Sulla figura di Luigi Oberty ultimamente chi scrive si è a lungo soffermato riportando alla luce l'opera di tecnico e funzionario capace.

Con nota del 31 dicembre 1860, il Dicastero dell'Interno diramava una circolare ai Sindaci dei Comuni Capoluoghi nella quale si precisava che nell'anno 1861 "Il corpo dei Carabinieri Reali dovevasi organizzare nelle Province Napoletane per Divisioni, Compagnie, Luogotenenza, e Brigate, come lo è nelle altre parti d'Italia. Si ha da ritenere in massima che si stabiliranno ufficiali e soldati in tutti i Capoluoghi di Provincia di Circondario, e di Distretto, Bassi uffiziali e soldati in tutti i Capoluoghi di circondario; cosichè saranno ad un dipresso 40 uomini in ogni Capoluogo di Provincia, 20 in quello di Distretto e 7 in quelli di circondario".
Per Napoli le disposizioni prevedevano un reggimento di 900 uomini diviso in 13 Compagnie "per modo che vi sia una forza sufficiente in ogni Quartiere".
E proprio nell'ex capitale del Regno delle Due Sicilie, durante il periodo della Luogotenenza, i Carabinieri vi trovarono subito stabile dimora.
Uno dei primi atti compiuti da Luigi Carlo Farini, nominato Luogotenente Generale al Governo delle Province continentali dell' Italia meridionale da Vittorio Emanuele II il 6 novembre 1860, fu quello di formare un reggimento di carabinieri reali per la città di Napoli.
Dieci giorni dopo il Farini decretava l'istituzione del reggimento al quale univa un Corpo di volontari allievi carabinieri, "sia per l'arma a piedi, che per quella a cavallo".
Sotto la stessa data, (16 novembre 1860), il Farini provvedeva ad emanare il regolamento per la formazione del reggimento dei Carabinieri Reali per la città di Napoli.
Il 31 gennaio 1861 ancora il Dicastero dell'Interno, richiamando la precedente circolare del 31 dicembre 1860, ricordava "le dimensioni e la forma degli oggetti" da rispettarsi nelle operazioni di fornitura del casermaggio.
Con la precisione che ha sempre contraddistinto l'Arma, il tutto restava codificato negli articoli 444 e seguenti del Regolamento generale, approvato "da S.M. il 16 ottobre 1822".
La storia dei Carabinieri italiani parte da lontano. "Nei secoli fedeli" è il motto che distingue l'Arma "Benemerita" ed è stato, sin dalla sua costituzione, sempre onorato.
L'Arma dei Carabinieri fu istituita da Vittorio Emanuele I il 13 luglio del 1814, sotto il nome del "Corpo dei Carabinieri Reali".
Scopo del Corpo fu quello di assicurare, all'interno dello Stato e nelle Regie Armate, l'osservanza dell'ordine e l'esecuzione delle leggi.
Oltre a questi compiti, le Regie Patenti del 1814 considerava i Carabinieri come un Corpo militare e anche in questo campo i Carabinieri , nell'arco della loro ultrasecolare attività, hanno dato prova di coraggio e di eroismo.
Nel 1815 ai Carabinieri è amministrato il battesimo del fuoco a Grenoble.
Durante i moti piemontesi del 1821 e repubblicani del 1834 ancora i Carabinieri davano prova della loro lealtà alle istituzioni.
Nel 1848, dopo le cinque giornate di Milano, Carlo Alberto dichiarò guerra all'Austria.

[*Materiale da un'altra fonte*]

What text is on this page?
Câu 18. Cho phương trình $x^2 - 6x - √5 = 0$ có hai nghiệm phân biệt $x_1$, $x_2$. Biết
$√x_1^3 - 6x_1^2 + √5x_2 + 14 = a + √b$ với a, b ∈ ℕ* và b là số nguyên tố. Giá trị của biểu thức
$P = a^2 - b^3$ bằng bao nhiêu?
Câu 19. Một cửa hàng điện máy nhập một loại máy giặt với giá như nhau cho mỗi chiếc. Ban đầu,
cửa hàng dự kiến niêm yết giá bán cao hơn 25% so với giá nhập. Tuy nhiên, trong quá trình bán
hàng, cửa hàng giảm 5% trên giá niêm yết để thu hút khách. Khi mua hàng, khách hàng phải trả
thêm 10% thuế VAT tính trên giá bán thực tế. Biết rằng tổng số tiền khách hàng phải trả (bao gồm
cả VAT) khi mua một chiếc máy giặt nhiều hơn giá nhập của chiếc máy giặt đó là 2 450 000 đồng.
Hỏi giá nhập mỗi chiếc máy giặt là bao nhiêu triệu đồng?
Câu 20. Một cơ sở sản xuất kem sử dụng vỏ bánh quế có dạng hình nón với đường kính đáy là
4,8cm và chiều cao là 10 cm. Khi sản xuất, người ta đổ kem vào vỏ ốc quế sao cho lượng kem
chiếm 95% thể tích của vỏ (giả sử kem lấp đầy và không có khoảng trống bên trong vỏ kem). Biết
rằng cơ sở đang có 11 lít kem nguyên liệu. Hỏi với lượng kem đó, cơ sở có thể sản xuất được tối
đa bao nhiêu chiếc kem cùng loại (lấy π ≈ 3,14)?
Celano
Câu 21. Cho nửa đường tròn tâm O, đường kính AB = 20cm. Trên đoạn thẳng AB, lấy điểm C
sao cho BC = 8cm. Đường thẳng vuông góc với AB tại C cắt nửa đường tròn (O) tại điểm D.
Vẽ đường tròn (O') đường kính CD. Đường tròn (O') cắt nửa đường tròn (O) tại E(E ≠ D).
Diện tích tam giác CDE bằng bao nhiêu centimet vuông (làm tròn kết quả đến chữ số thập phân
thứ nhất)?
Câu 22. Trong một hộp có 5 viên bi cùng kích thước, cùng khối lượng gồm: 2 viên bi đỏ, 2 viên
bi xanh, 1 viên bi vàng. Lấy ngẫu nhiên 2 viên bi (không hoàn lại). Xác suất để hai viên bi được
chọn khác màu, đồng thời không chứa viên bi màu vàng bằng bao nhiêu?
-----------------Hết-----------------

Mentre l'esercito piemontese si apprestava a varcare il Ticino tre squadroni di Carabinieri a cavallo entrarono a far parte del corpo di spedizione.
I Carabinieri si distinsero, in particolar modo, nel luglio del 1848 a Staffalo, a Sommacampagna e a Custoza meritandosi una menzione onorevole.
La campagna del 1849, con la disfatta di Novara, vide i Carabinieri forti e imperterriti e la loro condotta fu dichiarata "mirabilissima".
Nel 1855 i Carabinieri parteciparono alla spedizione di Crimea. Furono costituite stazioni a Costantinopoli e Jeni Koi, meritandosi l'ammirazione degli alleati e degli abitanti del posto.
Nella seconda guerra d'indipendenza nel 1859 ai drappelli dei Carabinieri fu affidato il compito di scortare i reparti armati, mentre un apposito drappello servì di scorta a Vittorio Emanuele II.
Le guerre del 1860-61 vedono il Corpo dei Carabinieri trasformato in Arma e ordinato in Legioni.
All'indomani della proclamazione dell'Unità d'Italia, come è noto,nel Mezzogiorno si sviluppò e prese vita la reazione che sfociò nel brigantaggio.
L'Irpinia non fu risparmiata da tale fenomeno e, proprio per debellare i cruenti episodi, accanto ai bersaglieri e ai reparti regolari si unirono reparti dell'Arma dei Carabinieri.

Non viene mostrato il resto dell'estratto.